Al dejarle en el suelo vi que ya estaba empezando a arrastrarse, lo cual era un nuevo arte para él.
- Ya se nos ocurrirá algún apodo -dije-. A lo mejor algo relacionado con los ojos tan brillantes que tiene.
- Bueno, si necesitas un monumento, lo podríamos llamar Monumento -dijo Antonio riéndose-. Y tiene unos pelos que parecen púas. Lástima que no lo podamos llamar Erinaceus, Puerco Espín.

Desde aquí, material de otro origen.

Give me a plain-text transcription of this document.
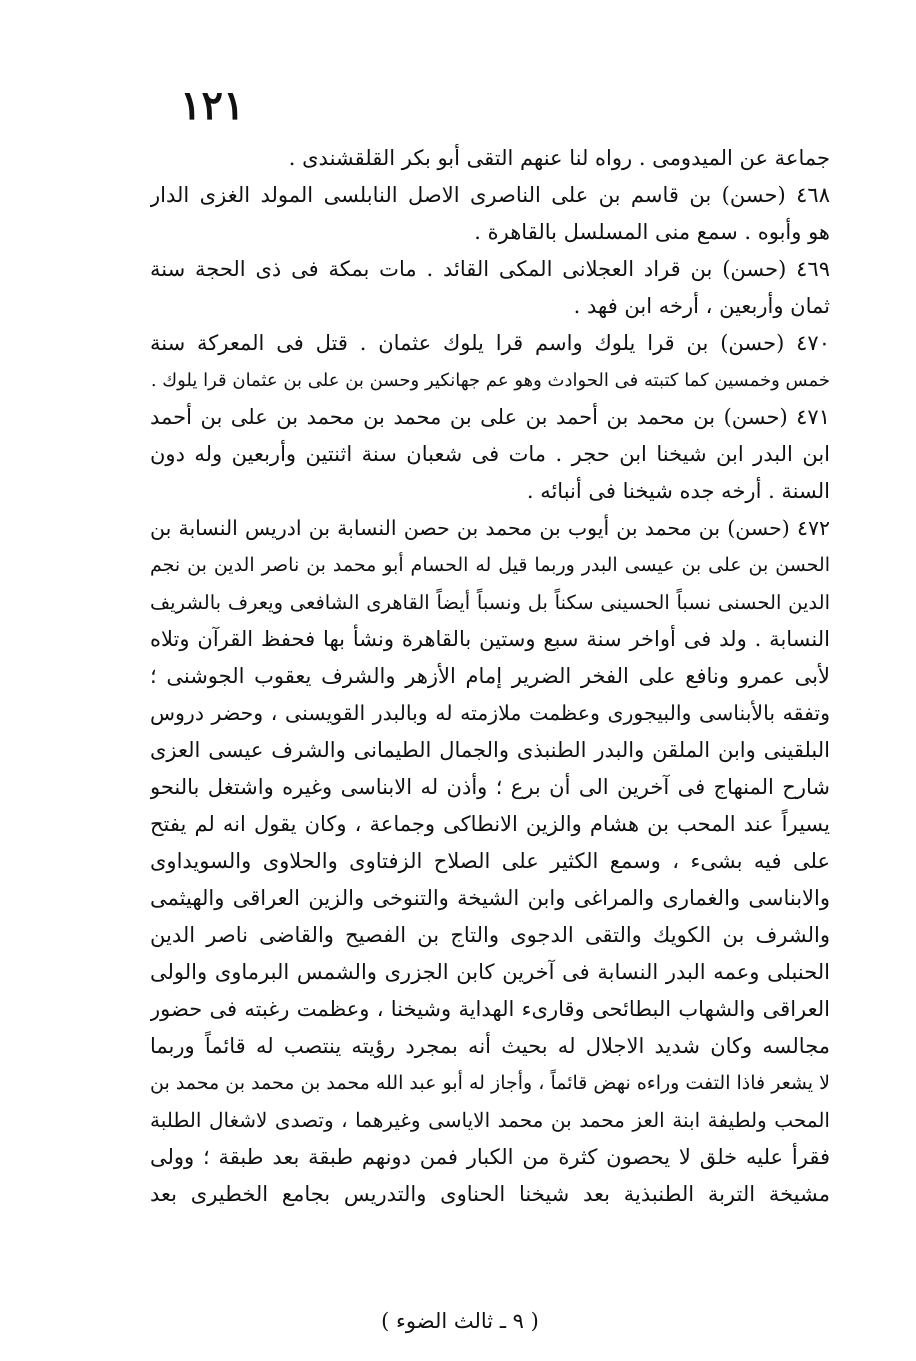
١٢١
جماعة عن الميدومى . رواه لنا عنهم التقى أبو بكر القلقشندى .
٤٦٨ (حسن) بن قاسم بن على الناصرى الاصل النابلسى المولد الغزى الدار
هو وأبوه . سمع منى المسلسل بالقاهرة .
٤٦٩ (حسن) بن قراد العجلانى المكى القائد . مات بمكة فى ذى الحجة سنة
ثمان وأربعين ، أرخه ابن فهد .
٤٧٠ (حسن) بن قرا يلوك واسم قرا يلوك عثمان . قتل فى المعركة سنة
خمس وخمسين كما كتبته فى الحوادث وهو عم جهانكير وحسن بن على بن عثمان قرا يلوك .
٤٧١ (حسن) بن محمد بن أحمد بن على بن محمد بن محمد بن على بن أحمد
ابن البدر ابن شيخنا ابن حجر . مات فى شعبان سنة اثنتين وأربعين وله دون
السنة . أرخه جده شيخنا فى أنبائه .
٤٧٢ (حسن) بن محمد بن أيوب بن محمد بن حصن النسابة بن ادريس النسابة بن
الحسن بن على بن عيسى البدر وربما قيل له الحسام أبو محمد بن ناصر الدين بن نجم
الدين الحسنى نسباً الحسينى سكناً بل ونسباً أيضاً القاهرى الشافعى ويعرف بالشريف
النسابة . ولد فى أواخر سنة سبع وستين بالقاهرة ونشأ بها فحفظ القرآن وتلاه
لأبى عمرو ونافع على الفخر الضرير إمام الأزهر والشرف يعقوب الجوشنى ؛
وتفقه بالأبناسى والبيجورى وعظمت ملازمته له وبالبدر القويسنى ، وحضر دروس
البلقينى وابن الملقن والبدر الطنبذى والجمال الطيمانى والشرف عيسى العزى
شارح المنهاج فى آخرين الى أن برع ؛ وأذن له الابناسى وغيره واشتغل بالنحو
يسيراً عند المحب بن هشام والزين الانطاكى وجماعة ، وكان يقول انه لم يفتح
على فيه بشىء ، وسمع الكثير على الصلاح الزفتاوى والحلاوى والسويداوى
والابناسى والغمارى والمراغى وابن الشيخة والتنوخى والزين العراقى والهيثمى
والشرف بن الكويك والتقى الدجوى والتاج بن الفصيح والقاضى ناصر الدين
الحنبلى وعمه البدر النسابة فى آخرين كابن الجزرى والشمس البرماوى والولى
العراقى والشهاب البطائحى وقارىء الهداية وشيخنا ، وعظمت رغبته فى حضور
مجالسه وكان شديد الاجلال له بحيث أنه بمجرد رؤيته ينتصب له قائماً وربما
لا يشعر فاذا التفت وراءه نهض قائماً ، وأجاز له أبو عبد الله محمد بن محمد بن محمد بن
المحب ولطيفة ابنة العز محمد بن محمد الاياسى وغيرهما ، وتصدى لاشغال الطلبة
فقرأ عليه خلق لا يحصون كثرة من الكبار فمن دونهم طبقة بعد طبقة ؛ وولى
مشيخة التربة الطنبذية بعد شيخنا الحناوى والتدريس بجامع الخطيرى بعد
( ٩ ـ ثالث الضوء )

- Ya veo que los obligados Antonias y Marcos te han embotado la imaginación. ¡Pero no permitiré que a mi hijo lo llamen Puerco Espín!
- A lo mejor los alejandrinos le buscarán un nombre, como hicieron con Cesarión -dijo Antonio-. Por cierto, ¿dónde está Cesarión?
- Seguramente ha salido a montar. Se ha enamorado de su caballo -contesté-. Está en la edad.
En la vasta llanura del otro lado de las murallas orientales de la ciudad se encontraba el Hipódromo y las dehesas de las caballerizas reales. Había acertado al pensar que Cesarión se encontraría allí, como había acertado el año anterior regalándole un maravilloso caballo para su cumpleaños. Le había puesto el nombre de Cílaro, como el de un caballo domado por un héroe griego, y desde entonces casi no vivía en palacio sino en las caballerizas. Montaba muy bien, cabalgando velozmente sin apartarse de la valla, apretando con sus largas piernas los costados del caballo y guiándolo de este modo más que con la brida. Cílaro respondía muy bien, dando la vuelta aquí y allá con sólo una leve presión de la rodilla del niño. Sin percatarse de nuestra presencia, Cesarión se inclinó hacia delante para indicarle al animal con este cambio de posición que había llegado el momento de correr. El caballo se lanzó inmediatamente al galope y Cesarión se inclinó sobre su cuello, absorbiendo su movimiento como si formara una sola cosa con él.